Francis calls us to take our place in the great house of God that includes the whole world—every nation, every religion, every creature, every part of God’s creation. It is a house where different religions can live together in mutual respect, where we humans see the earth as a treasure to be honored and protected, where animals are not treated brutally for the sake of our dinner table or destroyed by our careless use of the earth. It is a home where the poor that Francis and Jesus loved are honored guests who are getting our nation’s best help.
There is a church in London—St. James Piccadilly—that has caught St. Francis’s vision of the God of all creation. There the priest just after the Eucharistic prayer holds up the plate of bread and says,
We break this bread for those who worship the God of the Hindus, for those who follow the path of the Buddha, for sisters and brothers of Islam, and the Jewish people from whom we come. We pray that one day we may be one.
We break the bread for the earth we have plundered. We pray that one day the earth may reflect in all its fullness the glory of God.

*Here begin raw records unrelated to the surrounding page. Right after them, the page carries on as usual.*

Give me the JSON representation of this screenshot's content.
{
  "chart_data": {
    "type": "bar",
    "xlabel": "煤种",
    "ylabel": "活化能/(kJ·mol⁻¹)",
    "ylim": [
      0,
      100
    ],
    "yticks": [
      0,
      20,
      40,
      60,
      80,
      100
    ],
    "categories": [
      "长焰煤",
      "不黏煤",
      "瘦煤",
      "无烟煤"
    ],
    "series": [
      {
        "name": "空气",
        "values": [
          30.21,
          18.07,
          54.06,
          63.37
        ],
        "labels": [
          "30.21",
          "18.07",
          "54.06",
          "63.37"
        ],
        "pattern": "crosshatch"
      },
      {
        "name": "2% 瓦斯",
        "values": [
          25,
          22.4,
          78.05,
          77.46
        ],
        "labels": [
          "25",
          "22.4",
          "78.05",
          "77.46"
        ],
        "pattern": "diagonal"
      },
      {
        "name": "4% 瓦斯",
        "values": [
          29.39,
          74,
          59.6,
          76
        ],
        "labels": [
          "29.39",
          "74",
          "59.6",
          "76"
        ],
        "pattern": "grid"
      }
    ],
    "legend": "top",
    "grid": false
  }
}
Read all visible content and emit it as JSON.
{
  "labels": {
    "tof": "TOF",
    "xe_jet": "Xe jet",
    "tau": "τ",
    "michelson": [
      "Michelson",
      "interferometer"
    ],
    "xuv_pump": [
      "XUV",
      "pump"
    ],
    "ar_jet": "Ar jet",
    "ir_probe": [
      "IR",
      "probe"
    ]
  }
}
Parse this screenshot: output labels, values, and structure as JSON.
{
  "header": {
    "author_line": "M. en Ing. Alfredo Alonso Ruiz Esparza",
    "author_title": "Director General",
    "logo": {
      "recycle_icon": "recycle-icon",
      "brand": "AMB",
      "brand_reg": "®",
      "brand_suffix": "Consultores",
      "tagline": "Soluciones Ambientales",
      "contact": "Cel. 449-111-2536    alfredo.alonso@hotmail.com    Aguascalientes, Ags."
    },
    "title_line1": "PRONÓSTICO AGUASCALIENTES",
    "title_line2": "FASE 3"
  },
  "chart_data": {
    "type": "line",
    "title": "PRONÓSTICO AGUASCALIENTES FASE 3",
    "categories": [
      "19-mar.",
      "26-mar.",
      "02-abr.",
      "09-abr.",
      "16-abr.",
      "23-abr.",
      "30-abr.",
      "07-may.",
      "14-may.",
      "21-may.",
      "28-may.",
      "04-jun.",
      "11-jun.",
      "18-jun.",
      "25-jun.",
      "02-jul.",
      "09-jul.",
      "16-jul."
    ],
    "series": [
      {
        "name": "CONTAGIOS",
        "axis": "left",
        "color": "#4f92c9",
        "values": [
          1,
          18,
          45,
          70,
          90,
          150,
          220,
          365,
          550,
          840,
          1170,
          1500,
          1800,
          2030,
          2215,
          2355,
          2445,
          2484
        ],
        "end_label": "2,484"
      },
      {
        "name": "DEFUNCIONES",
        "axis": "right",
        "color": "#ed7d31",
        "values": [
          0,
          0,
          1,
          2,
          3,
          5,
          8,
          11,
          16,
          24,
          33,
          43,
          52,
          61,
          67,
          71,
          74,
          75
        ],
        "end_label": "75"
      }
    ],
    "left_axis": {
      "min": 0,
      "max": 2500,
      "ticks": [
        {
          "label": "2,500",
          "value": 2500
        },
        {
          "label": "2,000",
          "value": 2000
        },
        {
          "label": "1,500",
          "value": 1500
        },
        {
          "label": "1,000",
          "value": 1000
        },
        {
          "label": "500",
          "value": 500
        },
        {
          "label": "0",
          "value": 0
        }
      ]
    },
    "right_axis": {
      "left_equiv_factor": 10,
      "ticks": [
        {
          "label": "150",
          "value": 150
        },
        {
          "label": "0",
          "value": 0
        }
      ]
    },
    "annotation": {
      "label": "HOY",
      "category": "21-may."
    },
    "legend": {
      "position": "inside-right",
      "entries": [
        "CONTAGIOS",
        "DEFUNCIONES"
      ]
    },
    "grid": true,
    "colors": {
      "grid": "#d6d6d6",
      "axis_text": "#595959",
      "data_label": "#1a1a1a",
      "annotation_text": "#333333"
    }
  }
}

We break this bread for those who have no bread, for the starving and the homeless, for all the people who are forced to be on the move. We pray that one day the planet will be a home for every living thing and person.
We break the bread for the broken parts of ourselves. We pray that one day we may know the wholeness of Christ.
That is the vision St. Francis gave us 800 years ago, and we are still trying to learn to see as he saw, and to follow Christ with his passion. Stay with us, Brother Francis. We need you.
(Thanks to Thomas Cahill in Mysteries of the Middle Ages for the history of Francis.)